For other N the calculation time t(N) for GII-2 (CBASIC) can be estimated approximately:
t(15)~10 +/- 1_days, t(20)~150 +/- 15_years.
Just for comparison, on modern laptop PC:
t(15)~10_minutes, t(20)~40_days.

If we need to have a record of all the positions in each variant, then the program code should be slightly changed (after Lbl 0):
Code:

10->R
0->Ticks% : Ticks%->U
`#CBINT
R->Dim A.B : R->Dim B.B
Wait 0 : MatBase(1)
Norm 2 : ClrText
"_"+ToStr(R)+"-queens"
"_"+ToStr(R)+"×"+ToStr(R)+"_board"
"P=" : "S=" : "t="
0->P : 0->S : 0->X
Lbl 0 : X<>R⇒Goto 5
If P
  Then Augment(Mat B, Mat A)->Mat B
    Else Mat A->Mat B
IfEnd
Isz P : Goto 4
Lbl 5 : Isz X : R->A[X]
Lbl 1 : Isz S : X->Y
Lbl 2 : Dsz Y
A[X]-A[Y]->T⇒Goto 3
Y=0⇒Goto 0 : Goto 4
Lbl 3 : (X-Y)≠Abs T⇒Goto 2
Lbl 4 : Dsz A[X] : Goto 1
Dsz X : Goto 4
Locate 3,3,ToStr(P)+"_positions"
Locate 3,4,ToStr(S)+"_steps"
`#CBDBL
Ticks%->V : (V-U)/2^15->U
10^(3-Int log U)->V
Int (UV)/V->U
Locate 3,5,ToStr(U)+"_sec"
"END"
//In this code R->Dim Mat A.B defines binary-type matrix to save RAM.

Example for N=11, GII-2(CBASIC):
P=2680_positions
S=1806706_steps
t=2741_sec
Mat B is the array of all positions.
This is the limit for CASIO, as the array with the results 8_rows×2680_columns=21440_cells and more dramatically reduces performance. The option without recording all positions gives t(11)=984_sec (i.e. ×2.8 times faster).
In my opinion, the second version of the program (complete 10-queens benchmark) is very well suited for testing modern fast calculators. It checks not only the speed of calculations, but also manipulations with a large array of data.


RE: N-Queens results on Casio calculators - John Keith - 08-29-2024 12:18 PM

(08-28-2024 08:19 PM)Hlib Wrote:  ...
Just for comparison, on modern laptop PC:
t(15)~10_minutes, t(20)~40_days.

...

In my opinion, the second version of the program (complete 10-queens benchmark) is very well suited for testing modern fast calculators. It checks not only the speed of calculations, but also manipulations with a large array of data.

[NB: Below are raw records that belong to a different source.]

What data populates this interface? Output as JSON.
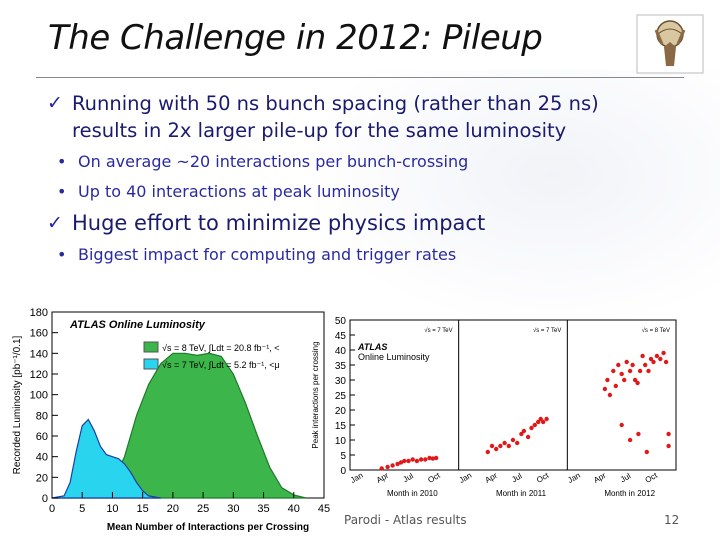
{
  "slide": {
    "title": "The Challenge in 2012: Pileup",
    "bullets": [
      {
        "text_line1": "Running with 50 ns bunch spacing (rather than 25 ns)",
        "text_line2": "results in 2x larger pile-up for the same luminosity"
      },
      {
        "text_line1": "Huge effort to minimize physics impact"
      }
    ],
    "sub_bullets": [
      "On average ~20 interactions per bunch-crossing",
      "Up to 40 interactions at peak luminosity",
      "Biggest impact for computing and trigger rates"
    ],
    "footer_author": "Parodi - Atlas results",
    "page_number": "12",
    "check_glyph": "✓",
    "bullet_glyph": "•"
  },
  "chart_data": [
    {
      "type": "area",
      "title": "ATLAS Online Luminosity",
      "xlabel": "Mean Number of Interactions per Crossing",
      "ylabel": "Recorded Luminosity [pb⁻¹/0.1]",
      "xlim": [
        0,
        45
      ],
      "ylim": [
        0,
        180
      ],
      "xticks": [
        "0",
        "5",
        "10",
        "15",
        "20",
        "25",
        "30",
        "35",
        "40",
        "45"
      ],
      "yticks": [
        "0",
        "20",
        "40",
        "60",
        "80",
        "100",
        "120",
        "140",
        "160",
        "180"
      ],
      "legend": [
        "√s = 8 TeV, ∫Ldt = 20.8 fb⁻¹, <",
        "√s = 7 TeV, ∫Ldt = 5.2 fb⁻¹, <μ"
      ],
      "series": [
        {
          "name": "√s = 8 TeV",
          "color": "#3cb54a",
          "x": [
            0,
            3,
            5,
            8,
            10,
            12,
            14,
            16,
            18,
            20,
            22,
            24,
            26,
            28,
            30,
            32,
            34,
            36,
            38,
            40,
            42
          ],
          "values": [
            0,
            0,
            1,
            5,
            15,
            40,
            80,
            110,
            130,
            140,
            140,
            138,
            140,
            137,
            120,
            92,
            60,
            30,
            10,
            3,
            0
          ]
        },
        {
          "name": "√s = 7 TeV",
          "color": "#29d4ef",
          "x": [
            0,
            2,
            3,
            4,
            5,
            6,
            7,
            8,
            9,
            10,
            11,
            12,
            13,
            14,
            15,
            16,
            17,
            18
          ],
          "values": [
            0,
            2,
            15,
            45,
            70,
            76,
            65,
            50,
            42,
            40,
            38,
            33,
            25,
            15,
            7,
            2,
            1,
            0
          ]
        }
      ]
    },
    {
      "type": "scatter",
      "title": "ATLAS Online Luminosity",
      "ylabel": "Peak interactions per crossing",
      "ylim": [
        0,
        50
      ],
      "yticks": [
        "0",
        "5",
        "10",
        "15",
        "20",
        "25",
        "30",
        "35",
        "40",
        "45",
        "50"
      ],
      "panels": [
        {
          "energy": "√s = 7 TeV",
          "xlabel": "Month in 2010",
          "months": [
            "Jan",
            "Apr",
            "Jul",
            "Oct"
          ]
        },
        {
          "energy": "√s = 7 TeV",
          "xlabel": "Month in 2011",
          "months": [
            "Jan",
            "Apr",
            "Jul",
            "Oct"
          ]
        },
        {
          "energy": "√s = 8 TeV",
          "xlabel": "Month in 2012",
          "months": [
            "Jan",
            "Apr",
            "Jul",
            "Oct"
          ]
        }
      ],
      "marker_color": "#e01818",
      "points_by_panel": [
        [
          [
            3.3,
            0.5
          ],
          [
            4.0,
            1
          ],
          [
            4.6,
            1.5
          ],
          [
            5.2,
            2
          ],
          [
            5.6,
            2.5
          ],
          [
            6.0,
            3
          ],
          [
            6.5,
            3
          ],
          [
            7.0,
            3.5
          ],
          [
            7.5,
            3
          ],
          [
            8.0,
            3.5
          ],
          [
            8.5,
            3.5
          ],
          [
            9.0,
            4
          ],
          [
            9.4,
            3.8
          ],
          [
            9.8,
            4
          ]
        ],
        [
          [
            3.0,
            6
          ],
          [
            3.5,
            8
          ],
          [
            4.0,
            7
          ],
          [
            4.5,
            8
          ],
          [
            5.0,
            9
          ],
          [
            5.5,
            8
          ],
          [
            6.0,
            10
          ],
          [
            6.5,
            9
          ],
          [
            7.0,
            12
          ],
          [
            7.3,
            13
          ],
          [
            7.8,
            11
          ],
          [
            8.2,
            14
          ],
          [
            8.6,
            15
          ],
          [
            9.0,
            16
          ],
          [
            9.3,
            17
          ],
          [
            9.6,
            16
          ],
          [
            10.0,
            17
          ]
        ],
        [
          [
            4.0,
            27
          ],
          [
            4.3,
            30
          ],
          [
            4.6,
            25
          ],
          [
            5.0,
            33
          ],
          [
            5.3,
            28
          ],
          [
            5.6,
            35
          ],
          [
            6.0,
            32
          ],
          [
            6.3,
            30
          ],
          [
            6.6,
            36
          ],
          [
            7.0,
            33
          ],
          [
            7.3,
            35
          ],
          [
            7.6,
            30
          ],
          [
            7.9,
            29
          ],
          [
            8.2,
            33
          ],
          [
            8.5,
            38
          ],
          [
            8.8,
            35
          ],
          [
            9.2,
            33
          ],
          [
            9.5,
            37
          ],
          [
            9.8,
            36
          ],
          [
            10.2,
            38
          ],
          [
            10.6,
            37
          ],
          [
            11.0,
            39
          ],
          [
            11.3,
            36
          ],
          [
            11.6,
            8
          ],
          [
            7.0,
            10
          ],
          [
            8.0,
            12
          ],
          [
            6.0,
            15
          ],
          [
            9.0,
            6
          ],
          [
            11.6,
            12
          ]
        ]
      ]
    }
  ]
}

As you have shown, this simple algorithm is impractical for n queens where n is greater than 12 or 14. Modern algorithms such as simulated annealing and its variants, or Knuth's Algorithm X, can find solutions for n in the thousands very quickly. See many references on Wikipedia. I would suggest that one of the modern algorithms might be more suited to testing modern calculators because they do more than just moving stuff around in memory.

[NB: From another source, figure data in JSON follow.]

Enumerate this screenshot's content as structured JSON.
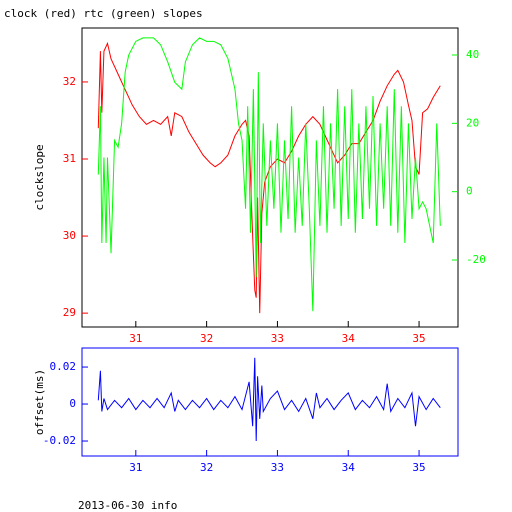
{
  "footer": "2013-06-30 info",
  "chart_data": [
    {
      "type": "line",
      "title": "clock (red) rtc (green) slopes",
      "ylabel": "clockslope",
      "xlim": [
        30.24,
        35.55
      ],
      "xticks": [
        31,
        32,
        33,
        34,
        35
      ],
      "ylim": [
        28.82,
        32.7
      ],
      "yticks": [
        29,
        30,
        31,
        32
      ],
      "ycolor": "#ff0000",
      "y2lim": [
        -39.6,
        47.9
      ],
      "y2ticks": [
        -20,
        0,
        20,
        40
      ],
      "y2color": "#00ff00",
      "frame_color": "#000000",
      "series": [
        {
          "color": "#ff0000",
          "x": [
            30.47,
            30.5,
            30.52,
            30.55,
            30.6,
            30.65,
            30.75,
            30.85,
            30.95,
            31.05,
            31.15,
            31.25,
            31.35,
            31.45,
            31.5,
            31.55,
            31.65,
            31.75,
            31.85,
            31.95,
            32.05,
            32.12,
            32.2,
            32.3,
            32.4,
            32.5,
            32.55,
            32.6,
            32.65,
            32.68,
            32.7,
            32.72,
            32.75,
            32.78,
            32.82,
            32.9,
            33.0,
            33.1,
            33.2,
            33.3,
            33.4,
            33.5,
            33.6,
            33.7,
            33.8,
            33.85,
            33.95,
            34.05,
            34.15,
            34.25,
            34.35,
            34.45,
            34.55,
            34.65,
            34.7,
            34.78,
            34.85,
            34.9,
            34.95,
            35.0,
            35.05,
            35.12,
            35.2,
            35.3
          ],
          "values": [
            31.4,
            32.4,
            31.6,
            32.4,
            32.5,
            32.3,
            32.1,
            31.9,
            31.7,
            31.55,
            31.45,
            31.5,
            31.45,
            31.55,
            31.3,
            31.6,
            31.55,
            31.35,
            31.2,
            31.05,
            30.95,
            30.9,
            30.95,
            31.05,
            31.3,
            31.45,
            31.5,
            31.3,
            30.0,
            29.3,
            29.2,
            30.5,
            29.0,
            30.3,
            30.7,
            30.9,
            31.0,
            30.95,
            31.1,
            31.3,
            31.45,
            31.55,
            31.45,
            31.25,
            31.05,
            30.95,
            31.05,
            31.2,
            31.2,
            31.35,
            31.5,
            31.75,
            31.95,
            32.1,
            32.15,
            32.0,
            31.7,
            31.5,
            30.9,
            30.8,
            31.6,
            31.65,
            31.8,
            31.95
          ]
        },
        {
          "color": "#00ff00",
          "axis": "y2",
          "x": [
            30.47,
            30.5,
            30.52,
            30.55,
            30.58,
            30.6,
            30.65,
            30.7,
            30.75,
            30.8,
            30.85,
            30.9,
            31.0,
            31.1,
            31.25,
            31.35,
            31.45,
            31.55,
            31.65,
            31.7,
            31.8,
            31.9,
            32.0,
            32.1,
            32.2,
            32.3,
            32.4,
            32.45,
            32.5,
            32.55,
            32.58,
            32.62,
            32.66,
            32.7,
            32.73,
            32.76,
            32.8,
            32.85,
            32.9,
            32.95,
            33.0,
            33.05,
            33.1,
            33.15,
            33.2,
            33.25,
            33.3,
            33.35,
            33.4,
            33.45,
            33.5,
            33.55,
            33.6,
            33.65,
            33.7,
            33.75,
            33.8,
            33.85,
            33.9,
            33.95,
            34.0,
            34.05,
            34.1,
            34.15,
            34.2,
            34.25,
            34.3,
            34.35,
            34.4,
            34.45,
            34.5,
            34.55,
            34.6,
            34.65,
            34.7,
            34.75,
            34.8,
            34.85,
            34.9,
            34.95,
            35.0,
            35.05,
            35.1,
            35.15,
            35.2,
            35.25,
            35.3
          ],
          "values": [
            5,
            25,
            -15,
            10,
            -15,
            10,
            -18,
            15,
            13,
            20,
            35,
            40,
            44,
            45,
            45,
            43,
            38,
            32,
            30,
            38,
            43,
            45,
            44,
            44,
            43,
            39,
            30,
            20,
            15,
            -5,
            25,
            -12,
            30,
            -25,
            35,
            -15,
            20,
            -10,
            15,
            -5,
            20,
            -12,
            15,
            -8,
            25,
            -12,
            10,
            -10,
            20,
            -5,
            -35,
            15,
            -10,
            25,
            -12,
            20,
            -5,
            30,
            -10,
            25,
            -8,
            30,
            -12,
            20,
            -8,
            25,
            -5,
            28,
            -10,
            20,
            -5,
            25,
            -10,
            30,
            -12,
            25,
            -15,
            20,
            -8,
            10,
            -5,
            -3,
            -5,
            -10,
            -15,
            20,
            -10
          ]
        }
      ]
    },
    {
      "type": "line",
      "ylabel": "offset(ms)",
      "xlim": [
        30.24,
        35.55
      ],
      "xticks": [
        31,
        32,
        33,
        34,
        35
      ],
      "ylim": [
        -0.0281,
        0.0303
      ],
      "yticks": [
        -0.02,
        0,
        0.02
      ],
      "ycolor": "#0000ff",
      "frame_color": "#0000ff",
      "series": [
        {
          "color": "#0000ff",
          "x": [
            30.47,
            30.5,
            30.52,
            30.55,
            30.6,
            30.7,
            30.8,
            30.9,
            31.0,
            31.1,
            31.2,
            31.3,
            31.4,
            31.5,
            31.55,
            31.6,
            31.7,
            31.8,
            31.9,
            32.0,
            32.1,
            32.2,
            32.3,
            32.4,
            32.5,
            32.6,
            32.65,
            32.68,
            32.7,
            32.72,
            32.75,
            32.78,
            32.8,
            32.9,
            33.0,
            33.1,
            33.2,
            33.3,
            33.4,
            33.5,
            33.55,
            33.6,
            33.7,
            33.8,
            33.9,
            34.0,
            34.1,
            34.2,
            34.3,
            34.4,
            34.5,
            34.55,
            34.6,
            34.7,
            34.8,
            34.9,
            34.95,
            35.0,
            35.1,
            35.2,
            35.3
          ],
          "values": [
            0.002,
            0.018,
            -0.004,
            0.003,
            -0.003,
            0.002,
            -0.002,
            0.003,
            -0.003,
            0.002,
            -0.002,
            0.003,
            -0.002,
            0.006,
            -0.004,
            0.002,
            -0.003,
            0.002,
            -0.002,
            0.003,
            -0.003,
            0.002,
            -0.002,
            0.004,
            -0.003,
            0.012,
            -0.012,
            0.025,
            -0.02,
            0.015,
            -0.008,
            0.01,
            -0.004,
            0.003,
            0.007,
            -0.003,
            0.002,
            -0.004,
            0.003,
            -0.008,
            0.006,
            -0.002,
            0.003,
            -0.003,
            0.002,
            0.006,
            -0.003,
            0.002,
            -0.002,
            0.004,
            -0.003,
            0.011,
            -0.004,
            0.003,
            -0.002,
            0.006,
            -0.012,
            0.004,
            -0.003,
            0.003,
            -0.002
          ]
        }
      ]
    }
  ]
}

RE: N-Queens results on Casio calculators - toml_12953 - 08-31-2024 02:40 AM

(08-29-2024 12:18 PM)John Keith Wrote:  As you have shown, this simple algorithm is impractical for n queens where n is greater than 12 or 14. Modern algorithms such as simulated annealing and its variants, or Knuth's Algorithm X, can find solutions for n in the thousands very quickly. See many references on Wikipedia. I would suggest that one of the modern algorithms might be more suited to testing modern calculators because they do more than just moving stuff around in memory.

That's fine as long as you don't compare the times measured using the new algorithms with those measured with the old when comparing hardware. If you just want to compare the old algorithm with the new, then that's a valid comparison.